U.S. stocks advanced, rebounding following the Standard & Poor’s 500 Index’s biggest drop since November 2011 after Federal Reserve Chairman Ben S. Bernanke said the central bank may phase out stimulus.
Consumer-staples, utility and health-care shares rose the most out of 10 S&P 500 groups, while technology and raw-material companies retreated. Procter & Gamble Co. and Coca-Cola Co. gained at least 1.6 percent, pacing advances among the largest U.S. companies. Oracle Corp. (ORCL) tumbled 9.3 percent after reporting a second straight quarter of sales that missed estimates.
The S&P 500 rose 0.3 percent to 1,592.43 in New York at 4 p.m., after fluctuating between gains and losses during the day.
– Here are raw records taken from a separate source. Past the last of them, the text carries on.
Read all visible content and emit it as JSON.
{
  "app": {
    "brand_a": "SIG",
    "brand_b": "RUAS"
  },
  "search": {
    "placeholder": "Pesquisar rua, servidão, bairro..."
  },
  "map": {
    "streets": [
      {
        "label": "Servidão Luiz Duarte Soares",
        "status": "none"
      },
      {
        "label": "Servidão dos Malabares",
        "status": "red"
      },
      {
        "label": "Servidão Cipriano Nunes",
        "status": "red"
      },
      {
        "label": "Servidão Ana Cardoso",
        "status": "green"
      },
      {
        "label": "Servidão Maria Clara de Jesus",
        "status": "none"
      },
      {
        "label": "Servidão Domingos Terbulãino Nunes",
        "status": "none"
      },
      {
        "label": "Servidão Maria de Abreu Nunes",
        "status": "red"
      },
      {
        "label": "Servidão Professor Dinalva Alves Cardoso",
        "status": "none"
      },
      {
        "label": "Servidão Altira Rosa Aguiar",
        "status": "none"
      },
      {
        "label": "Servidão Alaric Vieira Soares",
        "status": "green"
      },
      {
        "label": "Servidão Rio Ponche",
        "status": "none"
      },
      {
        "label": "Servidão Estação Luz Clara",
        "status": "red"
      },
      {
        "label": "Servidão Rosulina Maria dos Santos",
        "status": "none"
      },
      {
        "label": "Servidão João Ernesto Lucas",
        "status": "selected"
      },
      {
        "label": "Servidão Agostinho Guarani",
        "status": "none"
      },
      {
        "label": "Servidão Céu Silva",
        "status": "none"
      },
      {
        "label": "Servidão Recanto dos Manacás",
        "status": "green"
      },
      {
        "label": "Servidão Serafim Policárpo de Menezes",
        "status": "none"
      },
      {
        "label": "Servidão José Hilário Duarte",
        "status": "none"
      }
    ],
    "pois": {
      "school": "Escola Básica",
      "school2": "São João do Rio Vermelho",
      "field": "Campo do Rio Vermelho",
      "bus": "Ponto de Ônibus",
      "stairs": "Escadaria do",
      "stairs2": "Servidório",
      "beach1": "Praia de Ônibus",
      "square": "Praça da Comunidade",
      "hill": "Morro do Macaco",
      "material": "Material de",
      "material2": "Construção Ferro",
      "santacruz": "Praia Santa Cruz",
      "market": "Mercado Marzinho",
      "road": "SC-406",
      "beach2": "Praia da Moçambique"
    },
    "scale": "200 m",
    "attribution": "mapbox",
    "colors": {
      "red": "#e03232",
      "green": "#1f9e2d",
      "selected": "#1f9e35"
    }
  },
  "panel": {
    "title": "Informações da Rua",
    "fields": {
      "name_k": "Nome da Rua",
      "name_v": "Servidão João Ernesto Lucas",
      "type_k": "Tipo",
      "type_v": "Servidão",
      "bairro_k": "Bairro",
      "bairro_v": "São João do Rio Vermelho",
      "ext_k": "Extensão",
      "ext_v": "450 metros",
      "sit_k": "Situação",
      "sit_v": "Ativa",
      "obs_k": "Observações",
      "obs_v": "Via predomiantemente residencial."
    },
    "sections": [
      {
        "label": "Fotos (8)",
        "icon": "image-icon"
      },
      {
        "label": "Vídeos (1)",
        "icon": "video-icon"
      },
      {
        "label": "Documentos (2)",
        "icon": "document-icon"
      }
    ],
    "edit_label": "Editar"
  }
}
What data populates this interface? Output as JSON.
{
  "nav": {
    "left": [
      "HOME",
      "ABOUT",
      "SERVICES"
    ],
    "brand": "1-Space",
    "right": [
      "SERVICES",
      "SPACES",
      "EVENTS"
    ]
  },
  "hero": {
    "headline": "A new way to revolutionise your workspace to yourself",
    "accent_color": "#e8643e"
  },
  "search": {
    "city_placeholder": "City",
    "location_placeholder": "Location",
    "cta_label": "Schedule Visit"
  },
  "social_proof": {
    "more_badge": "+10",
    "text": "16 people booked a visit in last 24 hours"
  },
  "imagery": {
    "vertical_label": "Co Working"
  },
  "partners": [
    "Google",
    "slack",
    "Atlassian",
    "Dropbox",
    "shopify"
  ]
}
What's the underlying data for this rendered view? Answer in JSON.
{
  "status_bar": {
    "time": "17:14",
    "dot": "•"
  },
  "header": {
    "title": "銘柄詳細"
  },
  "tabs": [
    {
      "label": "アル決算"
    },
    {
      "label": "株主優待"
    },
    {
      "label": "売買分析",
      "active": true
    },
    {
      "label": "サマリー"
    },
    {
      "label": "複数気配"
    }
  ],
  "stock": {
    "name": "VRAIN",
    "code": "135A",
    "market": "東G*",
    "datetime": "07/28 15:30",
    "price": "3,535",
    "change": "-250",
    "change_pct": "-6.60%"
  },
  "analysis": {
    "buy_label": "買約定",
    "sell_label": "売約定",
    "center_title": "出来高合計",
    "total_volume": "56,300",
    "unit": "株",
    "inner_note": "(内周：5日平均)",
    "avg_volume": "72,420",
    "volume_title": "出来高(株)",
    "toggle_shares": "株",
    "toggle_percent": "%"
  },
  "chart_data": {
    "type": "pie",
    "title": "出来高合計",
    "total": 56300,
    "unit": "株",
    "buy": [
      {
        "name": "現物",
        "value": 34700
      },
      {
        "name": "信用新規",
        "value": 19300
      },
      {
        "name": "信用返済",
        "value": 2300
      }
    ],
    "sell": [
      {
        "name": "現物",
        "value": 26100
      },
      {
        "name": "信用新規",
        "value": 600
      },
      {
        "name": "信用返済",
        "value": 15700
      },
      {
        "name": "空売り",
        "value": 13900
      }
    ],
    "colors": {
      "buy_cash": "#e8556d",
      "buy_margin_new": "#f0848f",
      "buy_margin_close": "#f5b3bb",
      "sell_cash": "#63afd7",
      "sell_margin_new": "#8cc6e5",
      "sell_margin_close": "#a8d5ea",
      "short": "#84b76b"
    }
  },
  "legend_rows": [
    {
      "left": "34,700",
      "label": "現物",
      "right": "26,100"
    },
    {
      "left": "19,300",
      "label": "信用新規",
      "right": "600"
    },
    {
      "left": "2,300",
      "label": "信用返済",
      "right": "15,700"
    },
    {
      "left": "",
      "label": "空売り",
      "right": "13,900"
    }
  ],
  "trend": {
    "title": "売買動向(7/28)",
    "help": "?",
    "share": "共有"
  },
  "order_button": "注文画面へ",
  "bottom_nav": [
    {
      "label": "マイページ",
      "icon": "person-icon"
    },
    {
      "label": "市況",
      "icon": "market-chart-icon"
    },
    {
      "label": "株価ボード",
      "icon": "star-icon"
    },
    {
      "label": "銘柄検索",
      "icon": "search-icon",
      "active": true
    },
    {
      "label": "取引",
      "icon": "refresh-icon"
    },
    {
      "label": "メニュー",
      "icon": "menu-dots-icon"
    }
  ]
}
The Dow Jones Industrial Average gained 41.08 points, or 0.3 percent, to 14,799.40. About 10.7 billion shares traded hands on U.S. exchanges, the highest since October 2011, as futures and options contracts expire today in a process known as quadruple witching that can lead to unpredictable price swings.
“To me this is just a normal correction reacting to some unexpected news,” Laszlo Birinyi, president of Birinyi Associates Inc., said in an interview with Trish Regan and Tom Keene on Bloomberg Television’s “Street Smart.” “I still think you’re in a bull market.”
The S&P 500 sank 2.5 percent yesterday as global equities tumbled after the Fed indicated June 19 it may start paring stimulus measures as soon as September. The benchmark index has declined 4.6 percent since its May 21 high amid speculation the Fed will scale back quantitative easing. Central bank stimulus has helped fuel a rally in stocks worldwide and lifted the S&P 500 as much as 147 percent from its bear-market low in 2009.
The S&P 500 has rallied 149 days without a retreat exceeding 5 percent or more, data compiled by Bloomberg show. Last year, the index dropped 7.7 percent from a Sept. 14 peak through Nov. 15. The current streak has been the longest without a 5 percent drop since a 173-day stretch ended Feb. 20, 2007, about eight months before the financial crisis sent the market plunging 57 percent.
Economists have increased forecasts that the Fed will trim its monthly bond purchases to $65 billion in September and end buying in June 2014. In a Bloomberg survey of 54 economists conducted June 19-20, 44 percent saw a tapering in September, up from 27 percent in a June 4-5 survey.
Fed Bank of St. Louis President James Bullard today said the central bank had “inappropriately timed” its decision to lay out a plan to reduce the pace of bond purchases.
“A more prudent approach would be to wait for tangible signs that the economy was strengthening and that inflation was on a path to return toward target before making such an announcement,” Bullard said in a statement today.
The Chicago Board Options Exchange Volatility Index (VIX), the measure of options on the S&P 500 known as the VIX, fell 7.8 percent to 18.90. The gauge surged 23 percent to 20.49 yesterday, the highest on a closing basis since Dec. 28. The VIX has soared 67 percent since hitting a six-year low in March.
Consumer-staple, utility and health-care shares rose more than 0.9 percent today. Procter & Gamble added 2.9 percent to $77.43 for the biggest gain in the Dow. Coca-Cola climbed 1.6 percent to $39.76. Hewlett-Packard Co. fell 2.3 percent to $24.15 as technology stocks slumped the most out of 10 S&P 500 groups, losing 0.7 percent. Commodity producers erased 0.3 percent.
Facebook Inc. increased 2.6 percent to $24.53 after adding video to its Instagram photo-sharing service for smartphones, stepping up competition with microblogging site Twitter Inc. The new feature lets users capture, upload and share clips as long as 15 seconds, Kevin Systrom, Instagram’s co-founder, said at an event at Facebook’s headquarters in Menlo Park, California.
Equity Residential rallied 3.4 percent to $54.73. Real estate investment trusts with shorter-lease terms, like apartments, may be well-positioned for rising rates, Morgan Stanley analyst Haendel St. Juste wrote in a note.
Oracle lost 9.3 percent to $30.14. The world’s largest maker of database software reported fourth-quarter profit excluding some items of 87 cents a share on sales of $11 billion, missing analysts’ average estimate for profit of 87 cents on revenue of $11.1 billion, according to data compiled by Bloomberg.
The shares fell even as Oracle doubled its quarterly dividend, added $12 billion in buybacks and applied to list on the New York Stock Exchange.